Он аж сглотнул застрявшие поперек горла оправдания и нервно переступил с ноги на ногу, понимая, что если продолжит выделываться, ему потребуется уже не моя защита, а защита от меня.
— Извинись перед моим приказчиком, — подытожил я. — Причем так, чтобы он проникся. Тогда я решу, что с тобой делать дальше. И будь готов, что процент станет выше.
— Конечно, мессир, — на этот раз проситель глубоко поклонился. — Я так и сделаю, — и проворно скрылся.

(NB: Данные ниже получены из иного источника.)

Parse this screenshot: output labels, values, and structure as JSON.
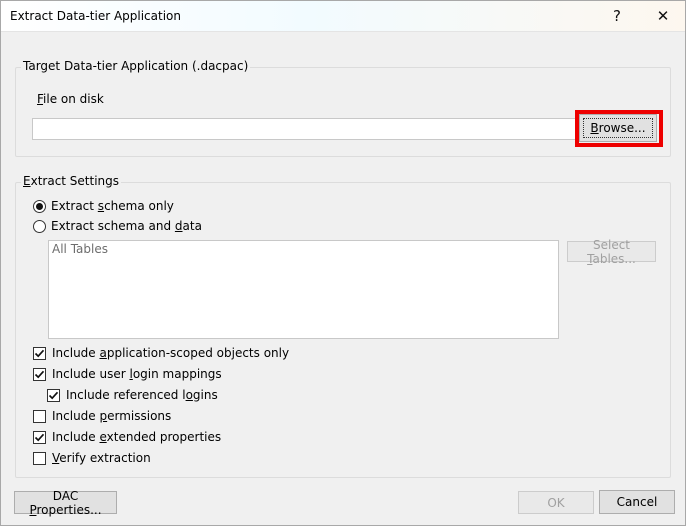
{
  "window": {
    "title": "Extract Data-tier Application",
    "help_glyph": "?",
    "close_glyph": "✕"
  },
  "target_group": {
    "title": "Target Data-tier Application (.dacpac)",
    "file_label": {
      "pre": "",
      "key": "F",
      "post": "ile on disk"
    },
    "file_value": "",
    "browse_button": {
      "pre": "",
      "key": "B",
      "post": "rowse..."
    }
  },
  "extract_group": {
    "title": {
      "pre": "",
      "key": "E",
      "post": "xtract Settings"
    },
    "radio_schema": {
      "pre": "Extract ",
      "key": "s",
      "post": "chema only",
      "checked": true
    },
    "radio_schema_data": {
      "pre": "Extract schema and ",
      "key": "d",
      "post": "ata",
      "checked": false
    },
    "tables_list_placeholder": "All Tables",
    "select_tables_button": {
      "pre": "Select ",
      "key": "T",
      "post": "ables...",
      "enabled": false
    },
    "checkboxes": [
      {
        "pre": "Include ",
        "key": "a",
        "post": "pplication-scoped objects only",
        "checked": true
      },
      {
        "pre": "Include user ",
        "key": "l",
        "post": "ogin mappings",
        "checked": true
      },
      {
        "pre": "Include referenced l",
        "key": "o",
        "post": "gins",
        "checked": true
      },
      {
        "pre": "Include ",
        "key": "p",
        "post": "ermissions",
        "checked": false
      },
      {
        "pre": "Include ",
        "key": "e",
        "post": "xtended properties",
        "checked": true
      },
      {
        "pre": "",
        "key": "V",
        "post": "erify extraction",
        "checked": false
      }
    ]
  },
  "footer": {
    "dac_properties_button": {
      "pre": "DAC ",
      "key": "P",
      "post": "roperties..."
    },
    "ok_button": "OK",
    "cancel_button": "Cancel"
  }
}
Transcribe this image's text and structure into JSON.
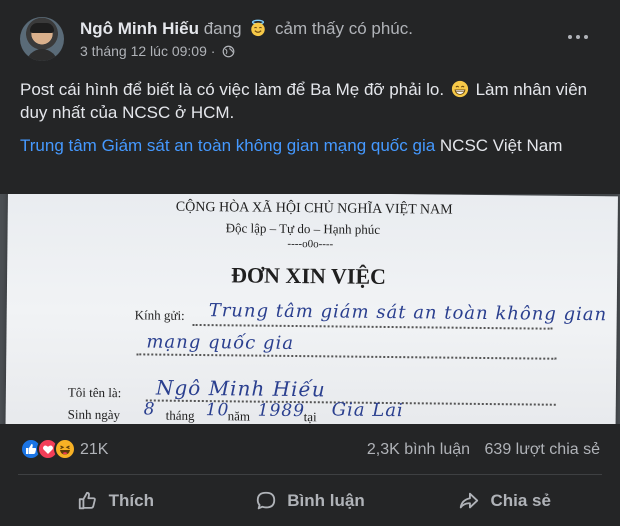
{
  "post": {
    "author_name": "Ngô Minh Hiếu",
    "feeling_prefix": "đang",
    "feeling_text": "cảm thấy có phúc.",
    "feeling_icon": "halo-smile-emoji",
    "timestamp": "3 tháng 12 lúc 09:09",
    "dot_separator": "·",
    "audience_icon": "globe-icon",
    "text_before_emoji": "Post cái hình để biết là có việc làm để Ba Mẹ đỡ phải lo.",
    "text_emoji": "grinning-face-emoji",
    "text_after_emoji": "Làm nhân viên duy nhất của NCSC ở HCM.",
    "tag_link": "Trung tâm Giám sát an toàn không gian mạng quốc gia",
    "tag_rest": "NCSC Việt Nam"
  },
  "photo": {
    "header_line1": "CỘNG HÒA XÃ HỘI CHỦ NGHĨA VIỆT NAM",
    "header_line2": "Độc lập – Tự do – Hạnh phúc",
    "header_line3": "----o0o----",
    "doc_title": "ĐƠN XIN VIỆC",
    "to_label": "Kính gửi:",
    "to_hand_line1": "Trung tâm giám sát an toàn không gian",
    "to_hand_line2": "mạng quốc gia",
    "name_label": "Tôi tên là:",
    "name_hand": "Ngô Minh Hiếu",
    "dob_label": "Sinh ngày",
    "dob_day": "8",
    "dob_month_label": "tháng",
    "dob_month": "10",
    "dob_year_label": "năm",
    "dob_year": "1989",
    "place_label": "tại",
    "place_hand": "Gia Lai"
  },
  "engagement": {
    "reaction_icons": [
      "like-reaction-icon",
      "love-reaction-icon",
      "haha-reaction-icon"
    ],
    "reaction_count": "21K",
    "comments": "2,3K bình luận",
    "shares": "639 lượt chia sẻ"
  },
  "actions": {
    "like_label": "Thích",
    "comment_label": "Bình luận",
    "share_label": "Chia sẻ"
  },
  "colors": {
    "background": "#242526",
    "primary_text": "#e4e6eb",
    "secondary_text": "#b0b3b8",
    "link": "#4599ff",
    "like_blue": "#1b74e4",
    "love_red": "#f33e58",
    "haha_yellow": "#f7b125"
  }
}
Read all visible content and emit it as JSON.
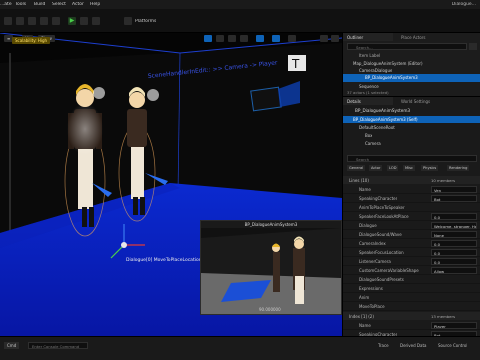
{
  "menu": {
    "items": [
      "...ate",
      "Tools",
      "Build",
      "Select",
      "Actor",
      "Help"
    ],
    "project": "Dialogue..."
  },
  "toolbar": {
    "platforms_label": "Platforms"
  },
  "viewport": {
    "chip_lit": "Lit",
    "chip_show": "Show",
    "scalability": "Scalability: High",
    "floating_text": "SceneHandlerInEdit:: >> Camera -> Player",
    "gizmo_label": "Dialogue[0] MoveToPlaceLocation",
    "preview_title": "BP_DialogueAnimSystem3",
    "preview_value": "90.000000"
  },
  "outliner": {
    "tabs": [
      "Outliner",
      "Place Actors"
    ],
    "search_placeholder": "Search...",
    "column_label": "Item Label",
    "items": [
      "Map_DialogueAnimSystem (Editor)",
      "CameraDialogue",
      "Sequence",
      "BP_DialogueAnimSystem3"
    ],
    "count": "37 actors (1 selected)"
  },
  "details": {
    "tabs": [
      "Details",
      "World Settings"
    ],
    "actor_name": "BP_DialogueAnimSystem3",
    "self_label": "BP_DialogueAnimSystem3 (Self)",
    "tree": [
      "DefaultSceneRoot",
      "Box",
      "Camera"
    ],
    "search_placeholder": "Search",
    "filters": [
      "General",
      "Actor",
      "LOD",
      "Misc",
      "Physics",
      "Rendering"
    ],
    "array_header": "Lines (10)",
    "array_count": "10 members",
    "rows": [
      {
        "label": "Name",
        "value": "Ven"
      },
      {
        "label": "SpeakingCharacter",
        "value": "Bot"
      },
      {
        "label": "AnimToPlaceToSpeaker",
        "value": ""
      },
      {
        "label": "SpeakerFaceLookAtPlace",
        "value": "0.0"
      },
      {
        "label": "Dialogue",
        "value": "Welcome, stranger. Half meant..."
      },
      {
        "label": "DialogueSound/Wave",
        "value": "None"
      },
      {
        "label": "CameraIndex",
        "value": "0.0"
      },
      {
        "label": "SpeakerFocusLocation",
        "value": "0.0"
      },
      {
        "label": "ListenerCamera",
        "value": "0.0"
      },
      {
        "label": "CustomCameraVariableShape",
        "value": "Allow"
      },
      {
        "label": "DialogueSoundPresets",
        "value": ""
      },
      {
        "label": "Expressions",
        "value": ""
      },
      {
        "label": "Anim",
        "value": ""
      },
      {
        "label": "MoveToPlace",
        "value": ""
      }
    ],
    "array2_header": "Index [1] (2)",
    "array2_count": "13 members",
    "rows2": [
      {
        "label": "Name",
        "value": "Player"
      },
      {
        "label": "SpeakingCharacter",
        "value": "Bot"
      }
    ]
  },
  "statusbar": {
    "cmd_label": "Cmd",
    "console_placeholder": "Enter Console Command",
    "trace": "Trace",
    "derived": "Derived Data",
    "source": "Source Control"
  },
  "colors": {
    "accent": "#1d5fa8",
    "highlight": "#0e63b8",
    "floor": "#0a1fb8",
    "gold": "#e3a21a"
  }
}
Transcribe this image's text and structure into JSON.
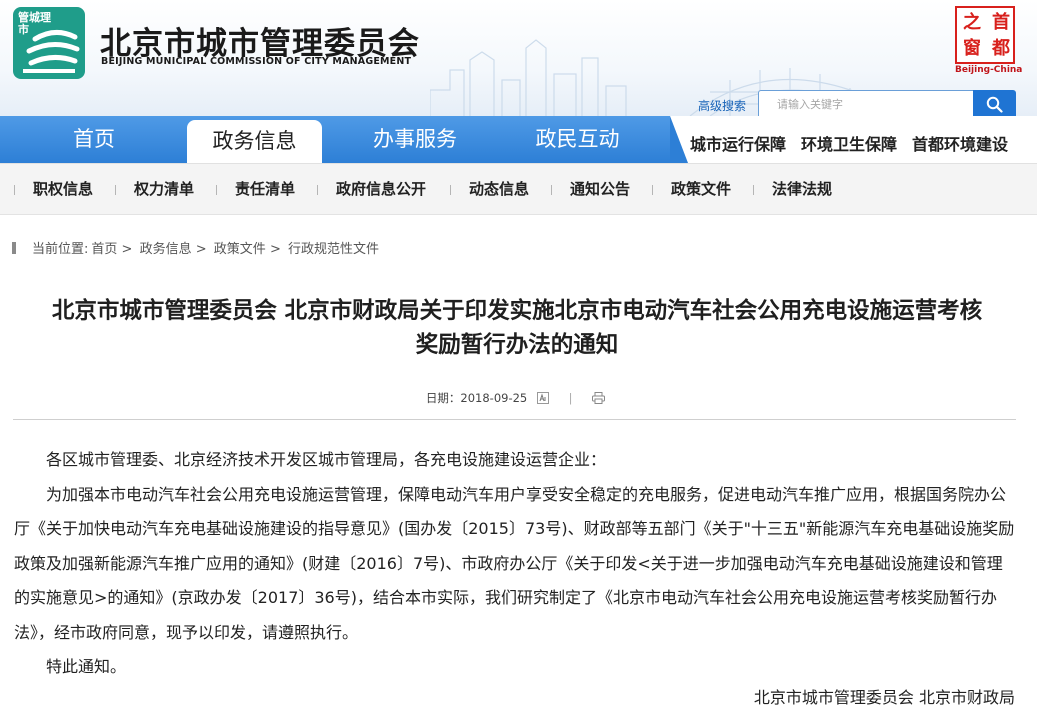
{
  "header": {
    "logo_text": "管城理市",
    "org_name": "北京市城市管理委员会",
    "org_name_en": "BEIJING MUNICIPAL COMMISSION OF CITY MANAGEMENT",
    "seal_glyphs": [
      "首",
      "都",
      "之",
      "窗"
    ],
    "seal_caption": "Beijing-China",
    "advanced_search": "高级搜索",
    "search_placeholder": "请输入关键字"
  },
  "nav": {
    "items": [
      "首页",
      "政务信息",
      "办事服务",
      "政民互动"
    ],
    "active": "政务信息",
    "right_links": [
      "城市运行保障",
      "环境卫生保障",
      "首都环境建设"
    ]
  },
  "subnav": {
    "items": [
      "职权信息",
      "权力清单",
      "责任清单",
      "政府信息公开",
      "动态信息",
      "通知公告",
      "政策文件",
      "法律法规"
    ]
  },
  "breadcrumb": {
    "prefix": "当前位置:",
    "items": [
      "首页",
      "政务信息",
      "政策文件",
      "行政规范性文件"
    ],
    "separator": ">"
  },
  "article": {
    "title_line1": "北京市城市管理委员会 北京市财政局关于印发实施北京市电动汽车社会公用充电设施运营考核",
    "title_line2": "奖励暂行办法的通知",
    "date_label": "日期：",
    "date": "2018-09-25",
    "salutation": "各区城市管理委、北京经济技术开发区城市管理局，各充电设施建设运营企业：",
    "paragraph": "为加强本市电动汽车社会公用充电设施运营管理，保障电动汽车用户享受安全稳定的充电服务，促进电动汽车推广应用，根据国务院办公厅《关于加快电动汽车充电基础设施建设的指导意见》(国办发〔2015〕73号)、财政部等五部门《关于\"十三五\"新能源汽车充电基础设施奖励政策及加强新能源汽车推广应用的通知》(财建〔2016〕7号)、市政府办公厅《关于印发<关于进一步加强电动汽车充电基础设施建设和管理的实施意见>的通知》(京政办发〔2017〕36号)，结合本市实际，我们研究制定了《北京市电动汽车社会公用充电设施运营考核奖励暂行办法》，经市政府同意，现予以印发，请遵照执行。",
    "closing": "特此通知。",
    "signature": "北京市城市管理委员会 北京市财政局"
  },
  "colors": {
    "nav_blue": "#2d7fd6",
    "logo_green": "#1f9d8a",
    "seal_red": "#d8201c",
    "link_blue": "#1763b8"
  }
}
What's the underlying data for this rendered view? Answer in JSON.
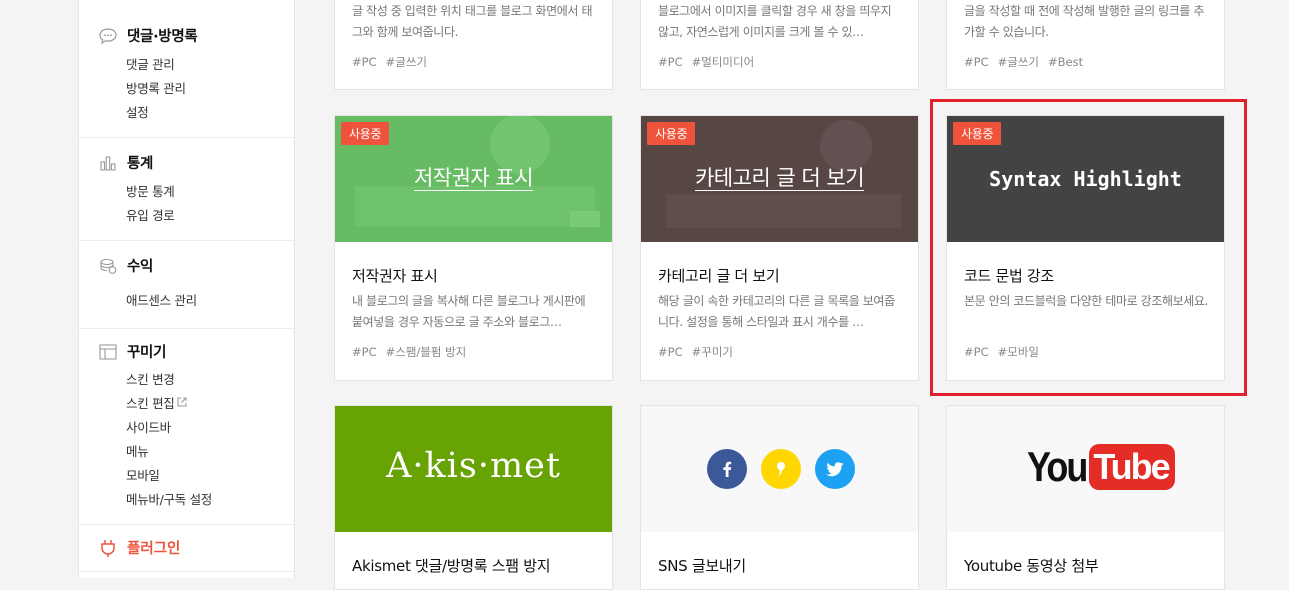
{
  "sidebar": {
    "comments": {
      "title": "댓글·방명록",
      "items": [
        "댓글 관리",
        "방명록 관리",
        "설정"
      ]
    },
    "stats": {
      "title": "통계",
      "items": [
        "방문 통계",
        "유입 경로"
      ]
    },
    "revenue": {
      "title": "수익",
      "items": [
        "애드센스 관리"
      ]
    },
    "design": {
      "title": "꾸미기",
      "items": [
        "스킨 변경",
        "스킨 편집",
        "사이드바",
        "메뉴",
        "모바일",
        "메뉴바/구독 설정"
      ]
    },
    "plugin": {
      "title": "플러그인"
    }
  },
  "cards": [
    {
      "desc": "글 작성 중 입력한 위치 태그를 블로그 화면에서 태그와 함께 보여줍니다.",
      "tags": [
        "#PC",
        "#글쓰기"
      ]
    },
    {
      "desc": "블로그에서 이미지를 클릭할 경우 새 창을 띄우지 않고, 자연스럽게 이미지를 크게 볼 수 있…",
      "tags": [
        "#PC",
        "#멀티미디어"
      ]
    },
    {
      "desc": "글을 작성할 때 전에 작성해 발행한 글의 링크를 추가할 수 있습니다.",
      "tags": [
        "#PC",
        "#글쓰기",
        "#Best"
      ]
    },
    {
      "badge": "사용중",
      "thumb_title": "저작권자 표시",
      "name": "저작권자 표시",
      "desc": "내 블로그의 글을 복사해 다른 블로그나 게시판에 붙여넣을 경우 자동으로 글 주소와 블로그…",
      "tags": [
        "#PC",
        "#스팸/블펌 방지"
      ]
    },
    {
      "badge": "사용중",
      "thumb_title": "카테고리 글 더 보기",
      "name": "카테고리 글 더 보기",
      "desc": "해당 글이 속한 카테고리의 다른 글 목록을 보여줍니다. 설정을 통해 스타일과 표시 개수를 …",
      "tags": [
        "#PC",
        "#꾸미기"
      ]
    },
    {
      "badge": "사용중",
      "thumb_title": "Syntax Highlight",
      "name": "코드 문법 강조",
      "desc": "본문 안의 코드블럭을 다양한 테마로 강조해보세요.",
      "tags": [
        "#PC",
        "#모바일"
      ]
    },
    {
      "thumb_title": "A·kis·met",
      "name": "Akismet 댓글/방명록 스팸 방지"
    },
    {
      "name": "SNS 글보내기"
    },
    {
      "thumb_logo_you": "You",
      "thumb_logo_tube": "Tube",
      "name": "Youtube 동영상 첨부"
    }
  ],
  "colors": {
    "accent": "#f0533b",
    "highlight": "#e0202a",
    "akismet": "#66a303",
    "facebook": "#3b5998",
    "kakao": "#ffd600",
    "twitter": "#1da1f2"
  }
}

Люди вокруг тут же вернулись к своим делам, усердно изображая, что не подслушивали и не подглядывали — но, судя по лицам, зрелище вышло именно таким, какого они и ждали. Взгляды в рядах проводили нас до самого выхода. Вот она, доля мессира — нигде не оставаться незамеченным. Репутация — вещь не быстрая, она не зарабатывается сразу, но одной сколопендры оказалось вполне достаточно, чтобы запустить процесс.
Скоро каждая псина будет в курсе, что новый мессир Павловский намерен продолжить славные традиции старого. Так что продолжайте уважать и бояться.
Пообедав, мы приехали домой. Пустая гостиная сверкала чистотой — работницы навели порядок и ушли, и, похоже, обошлось без происшествий. Дарья в гостиной тоже не обнаружилась. Нашлась она неожиданно там, где ее не должно быть в принципе — в моем кабинете, у моего стола, с моей книгой в руках, которую я вообще-то держал в ящике — опять же моем. Ибо этот самодельный томик явно не для твоих пытливых глазок.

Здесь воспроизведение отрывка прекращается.